About the glazing of the windows in the bulkhead in front of the mizzen mast in the Gent-model: they were not glazed. I am a bit surprised that Winter describes these windows as being glazed in the Hohenzollern model. You are right though, Winter describes them as being glazed (page 27, I: "Unmittelbar hinter dem hier verglasten Schott..."), but I think the glass can not be seen in 'Abbildung 18' and 'Abbildung 12'. I also think the windows are too big to cover with one pane of glass. I think glass of that size was not available at that time. Unluckily, neither the Gent-model nor the Hohenzollern-model contains the windows in the stern, so we are not able to determine how the glazing was done in these type of ships by these two models. Luckily the Van de Veldes help, they show these windows in many of their drawings and paintings: leaded glass windows with small panes of glass. I am sure that, if the windows in the bulkhead were glazed, these type of windows would be used, not windows with one single pane of glass. And, given the detail of the Hohenzollern model, these are what the model builder would have represented: leaded glass windows. Another question would be why the windows had to be closed with glass at all. To protect the helmsman from the weather? The doorways next to these windows contain no doors, so the bulkhead was very open anyway.

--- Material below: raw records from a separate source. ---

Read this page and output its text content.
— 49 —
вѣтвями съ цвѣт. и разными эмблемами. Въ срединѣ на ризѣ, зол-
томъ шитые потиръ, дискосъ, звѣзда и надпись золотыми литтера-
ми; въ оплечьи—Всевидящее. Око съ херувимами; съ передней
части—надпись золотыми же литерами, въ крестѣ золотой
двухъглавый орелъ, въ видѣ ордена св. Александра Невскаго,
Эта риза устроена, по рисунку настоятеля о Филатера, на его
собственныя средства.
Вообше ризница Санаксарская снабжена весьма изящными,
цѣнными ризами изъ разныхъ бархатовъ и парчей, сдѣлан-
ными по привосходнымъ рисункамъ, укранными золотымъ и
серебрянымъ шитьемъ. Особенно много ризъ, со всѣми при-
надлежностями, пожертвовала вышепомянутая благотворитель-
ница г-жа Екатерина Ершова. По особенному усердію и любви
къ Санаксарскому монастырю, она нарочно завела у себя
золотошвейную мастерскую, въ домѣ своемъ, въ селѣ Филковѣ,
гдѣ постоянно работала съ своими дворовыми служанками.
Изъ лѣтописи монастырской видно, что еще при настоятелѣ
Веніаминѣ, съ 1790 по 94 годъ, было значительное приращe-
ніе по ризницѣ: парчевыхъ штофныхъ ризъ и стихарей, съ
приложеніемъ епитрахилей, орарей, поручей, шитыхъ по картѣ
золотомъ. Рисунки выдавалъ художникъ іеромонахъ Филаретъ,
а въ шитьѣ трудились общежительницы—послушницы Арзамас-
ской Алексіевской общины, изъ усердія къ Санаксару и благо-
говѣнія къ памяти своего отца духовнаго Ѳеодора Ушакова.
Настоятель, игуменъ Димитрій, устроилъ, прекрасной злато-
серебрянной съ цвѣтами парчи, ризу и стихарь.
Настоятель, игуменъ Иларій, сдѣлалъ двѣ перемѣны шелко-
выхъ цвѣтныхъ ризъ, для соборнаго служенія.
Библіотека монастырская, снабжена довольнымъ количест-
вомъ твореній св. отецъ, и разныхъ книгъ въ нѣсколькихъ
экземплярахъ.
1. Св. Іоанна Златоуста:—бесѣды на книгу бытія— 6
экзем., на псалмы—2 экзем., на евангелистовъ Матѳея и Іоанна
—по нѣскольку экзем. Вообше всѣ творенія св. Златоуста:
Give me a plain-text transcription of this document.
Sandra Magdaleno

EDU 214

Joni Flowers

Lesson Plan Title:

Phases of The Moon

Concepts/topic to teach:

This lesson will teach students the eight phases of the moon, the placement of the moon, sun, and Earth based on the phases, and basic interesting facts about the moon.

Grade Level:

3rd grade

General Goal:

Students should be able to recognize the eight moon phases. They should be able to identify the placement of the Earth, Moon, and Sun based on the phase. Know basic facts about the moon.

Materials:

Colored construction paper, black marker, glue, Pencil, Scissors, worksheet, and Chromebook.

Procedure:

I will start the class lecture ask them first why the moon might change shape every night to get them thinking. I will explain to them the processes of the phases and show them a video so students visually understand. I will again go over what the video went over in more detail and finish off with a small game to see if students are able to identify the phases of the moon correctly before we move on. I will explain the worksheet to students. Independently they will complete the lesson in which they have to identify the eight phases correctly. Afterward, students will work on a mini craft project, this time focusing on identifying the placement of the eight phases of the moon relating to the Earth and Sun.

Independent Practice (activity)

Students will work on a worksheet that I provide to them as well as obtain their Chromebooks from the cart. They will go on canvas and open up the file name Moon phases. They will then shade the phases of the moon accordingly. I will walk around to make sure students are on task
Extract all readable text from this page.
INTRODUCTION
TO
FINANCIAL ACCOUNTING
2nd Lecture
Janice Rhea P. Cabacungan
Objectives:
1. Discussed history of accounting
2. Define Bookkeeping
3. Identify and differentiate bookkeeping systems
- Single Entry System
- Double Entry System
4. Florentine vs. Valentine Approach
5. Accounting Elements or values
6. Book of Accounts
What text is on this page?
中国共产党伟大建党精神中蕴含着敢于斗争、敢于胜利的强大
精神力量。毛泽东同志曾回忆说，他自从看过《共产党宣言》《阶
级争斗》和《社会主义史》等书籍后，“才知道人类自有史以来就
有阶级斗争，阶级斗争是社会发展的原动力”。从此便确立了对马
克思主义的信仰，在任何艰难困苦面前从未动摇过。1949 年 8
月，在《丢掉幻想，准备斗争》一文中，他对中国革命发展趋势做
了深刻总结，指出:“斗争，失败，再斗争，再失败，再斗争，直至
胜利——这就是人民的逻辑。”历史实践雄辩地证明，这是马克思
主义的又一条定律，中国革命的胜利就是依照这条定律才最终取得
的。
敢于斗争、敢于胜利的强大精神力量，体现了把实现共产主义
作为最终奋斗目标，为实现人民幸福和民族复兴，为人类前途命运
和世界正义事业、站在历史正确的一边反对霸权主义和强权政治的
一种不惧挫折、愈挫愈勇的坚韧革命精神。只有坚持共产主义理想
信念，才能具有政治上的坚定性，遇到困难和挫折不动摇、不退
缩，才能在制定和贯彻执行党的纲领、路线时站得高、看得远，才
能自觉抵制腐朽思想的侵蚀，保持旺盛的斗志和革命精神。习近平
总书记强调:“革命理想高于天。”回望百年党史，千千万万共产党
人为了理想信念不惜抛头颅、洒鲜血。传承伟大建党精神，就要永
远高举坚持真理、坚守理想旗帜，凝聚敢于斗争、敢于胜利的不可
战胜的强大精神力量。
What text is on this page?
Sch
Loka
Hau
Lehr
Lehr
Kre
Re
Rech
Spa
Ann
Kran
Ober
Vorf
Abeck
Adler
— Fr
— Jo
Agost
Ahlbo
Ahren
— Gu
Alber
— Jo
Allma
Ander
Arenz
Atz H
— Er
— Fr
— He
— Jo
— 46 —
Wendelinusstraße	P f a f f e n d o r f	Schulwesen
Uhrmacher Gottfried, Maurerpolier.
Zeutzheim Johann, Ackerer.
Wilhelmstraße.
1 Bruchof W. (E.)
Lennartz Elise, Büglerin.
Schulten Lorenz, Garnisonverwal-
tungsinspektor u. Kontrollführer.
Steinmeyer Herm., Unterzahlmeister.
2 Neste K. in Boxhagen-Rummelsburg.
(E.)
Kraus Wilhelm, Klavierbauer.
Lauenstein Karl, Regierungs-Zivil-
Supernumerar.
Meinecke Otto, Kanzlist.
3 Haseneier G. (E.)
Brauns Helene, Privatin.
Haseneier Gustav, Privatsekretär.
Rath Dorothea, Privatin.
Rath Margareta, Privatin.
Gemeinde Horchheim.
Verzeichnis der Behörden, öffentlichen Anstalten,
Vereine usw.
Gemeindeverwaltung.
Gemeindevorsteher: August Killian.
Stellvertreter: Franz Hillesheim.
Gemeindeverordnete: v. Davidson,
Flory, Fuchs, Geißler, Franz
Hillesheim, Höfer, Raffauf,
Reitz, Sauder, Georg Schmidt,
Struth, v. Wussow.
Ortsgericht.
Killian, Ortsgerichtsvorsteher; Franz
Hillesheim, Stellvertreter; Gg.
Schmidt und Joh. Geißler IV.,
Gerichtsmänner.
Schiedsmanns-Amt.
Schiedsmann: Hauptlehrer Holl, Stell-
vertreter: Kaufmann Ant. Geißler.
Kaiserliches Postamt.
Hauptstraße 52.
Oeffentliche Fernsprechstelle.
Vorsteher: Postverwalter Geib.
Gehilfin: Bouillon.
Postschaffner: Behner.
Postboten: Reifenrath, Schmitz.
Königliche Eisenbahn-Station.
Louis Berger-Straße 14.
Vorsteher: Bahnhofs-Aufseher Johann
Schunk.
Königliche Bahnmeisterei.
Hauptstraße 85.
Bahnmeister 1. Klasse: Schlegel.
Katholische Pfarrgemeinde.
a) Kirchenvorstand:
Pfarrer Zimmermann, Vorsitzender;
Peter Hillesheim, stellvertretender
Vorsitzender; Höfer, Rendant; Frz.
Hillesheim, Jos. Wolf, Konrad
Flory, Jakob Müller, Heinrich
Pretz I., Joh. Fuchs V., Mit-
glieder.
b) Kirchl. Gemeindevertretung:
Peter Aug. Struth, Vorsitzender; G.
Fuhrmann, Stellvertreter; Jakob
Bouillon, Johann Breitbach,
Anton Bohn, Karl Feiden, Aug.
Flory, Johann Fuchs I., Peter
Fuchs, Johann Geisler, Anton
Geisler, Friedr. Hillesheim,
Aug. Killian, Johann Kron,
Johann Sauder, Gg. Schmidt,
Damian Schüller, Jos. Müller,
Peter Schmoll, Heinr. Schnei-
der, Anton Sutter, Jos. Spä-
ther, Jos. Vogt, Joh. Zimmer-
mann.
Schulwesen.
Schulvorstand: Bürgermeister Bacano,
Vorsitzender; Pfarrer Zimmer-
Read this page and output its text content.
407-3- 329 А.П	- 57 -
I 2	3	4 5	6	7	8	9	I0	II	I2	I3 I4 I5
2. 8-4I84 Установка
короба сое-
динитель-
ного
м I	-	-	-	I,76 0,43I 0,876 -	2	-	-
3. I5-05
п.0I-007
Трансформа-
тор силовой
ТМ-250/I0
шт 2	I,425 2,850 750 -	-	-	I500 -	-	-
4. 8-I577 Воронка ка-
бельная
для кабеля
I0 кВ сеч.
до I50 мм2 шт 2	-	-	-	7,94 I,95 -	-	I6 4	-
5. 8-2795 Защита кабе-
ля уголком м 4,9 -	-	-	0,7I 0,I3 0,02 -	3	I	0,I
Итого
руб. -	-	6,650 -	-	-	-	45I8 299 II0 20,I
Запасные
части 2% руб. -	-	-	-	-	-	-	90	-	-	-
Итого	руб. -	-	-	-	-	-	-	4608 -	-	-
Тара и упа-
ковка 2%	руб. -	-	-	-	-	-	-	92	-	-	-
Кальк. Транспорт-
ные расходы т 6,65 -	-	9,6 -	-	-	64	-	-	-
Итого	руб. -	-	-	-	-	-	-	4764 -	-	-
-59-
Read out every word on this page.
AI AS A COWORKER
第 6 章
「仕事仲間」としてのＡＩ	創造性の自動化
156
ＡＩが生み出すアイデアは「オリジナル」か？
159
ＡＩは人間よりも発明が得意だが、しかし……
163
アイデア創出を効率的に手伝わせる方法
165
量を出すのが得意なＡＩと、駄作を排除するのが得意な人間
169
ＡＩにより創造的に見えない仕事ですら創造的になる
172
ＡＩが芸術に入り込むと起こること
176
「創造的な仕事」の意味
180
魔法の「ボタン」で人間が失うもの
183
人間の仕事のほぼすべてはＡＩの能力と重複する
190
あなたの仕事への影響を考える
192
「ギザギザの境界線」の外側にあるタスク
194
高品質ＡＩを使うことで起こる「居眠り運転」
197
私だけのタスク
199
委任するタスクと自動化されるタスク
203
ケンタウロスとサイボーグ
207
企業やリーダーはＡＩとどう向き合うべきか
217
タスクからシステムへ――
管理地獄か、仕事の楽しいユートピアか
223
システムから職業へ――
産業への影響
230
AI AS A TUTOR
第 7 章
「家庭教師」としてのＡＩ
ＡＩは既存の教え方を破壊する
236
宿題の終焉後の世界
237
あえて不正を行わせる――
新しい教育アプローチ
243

Many thanks to you, Jules! As a little gift let me share my thoughts about the Gent-model with you. First, do not try to connect this type of very big and very detailed model to any actually build ship. That was not the case. That notion was widespread in the first half of the 20th century and was also shared by Heinrich Winter. It lead to the total destruction of the so-called Hollandia-model through the hands of Mr. C. Crone, who owned it back then. I agree with Ab Hoving, who stated that the Hohenzollern-model was a gift to the Elector of Brandenburg (Hoving, William Rex, Rijksmuseum Dossiers). So these big models basically serve two main functions: They can be presents to some nobleman or possible businesspartner or destined for an assembly chamber or another room. (William Rex-model). I have Carr Laughton´s Book "Old Ships Figureheads and Sterns", first published in 1925. It shows the stern of the gent-model with all the carvings gilded exactly like the Hohenzollern-model. This ist indeed fitting for a showpiece or a present for a high ranked person. On a real ship there was polychromy. So Mr. Birnie did a bad job with painting over the gilding. He apparently shared this wrong notion. Only the coat-of-arms are painted in the correct colours in these models (Hohenzollern, William Rex, Gent).In the old Carr-photo the coat-of-arms is totally black. Birnie overpainted and altered it for the same wrong reason. As for the "Pacificatie", just visit the webside of the National Maritime Museum London: Collections - Willem van de Velde - Pacificatie. There ist a drawing, which clearly shows this particular ship with a jumping Lion on the Stern and no double moulding or slingerlijst.
Another thought: Was the Gent-model also destined for a particular room (between two doors maybe??)just like the William Rex? When you look at the scale 1:16 and 1:13 (WR), the Hohenzollern-model had 1:21 or 22. That sounds like a real build-to-scale-model (1 Amsterdam foot = 11 inches), and therefore also a different function (a gift). Of course this is just my speculation. Again, many thanks!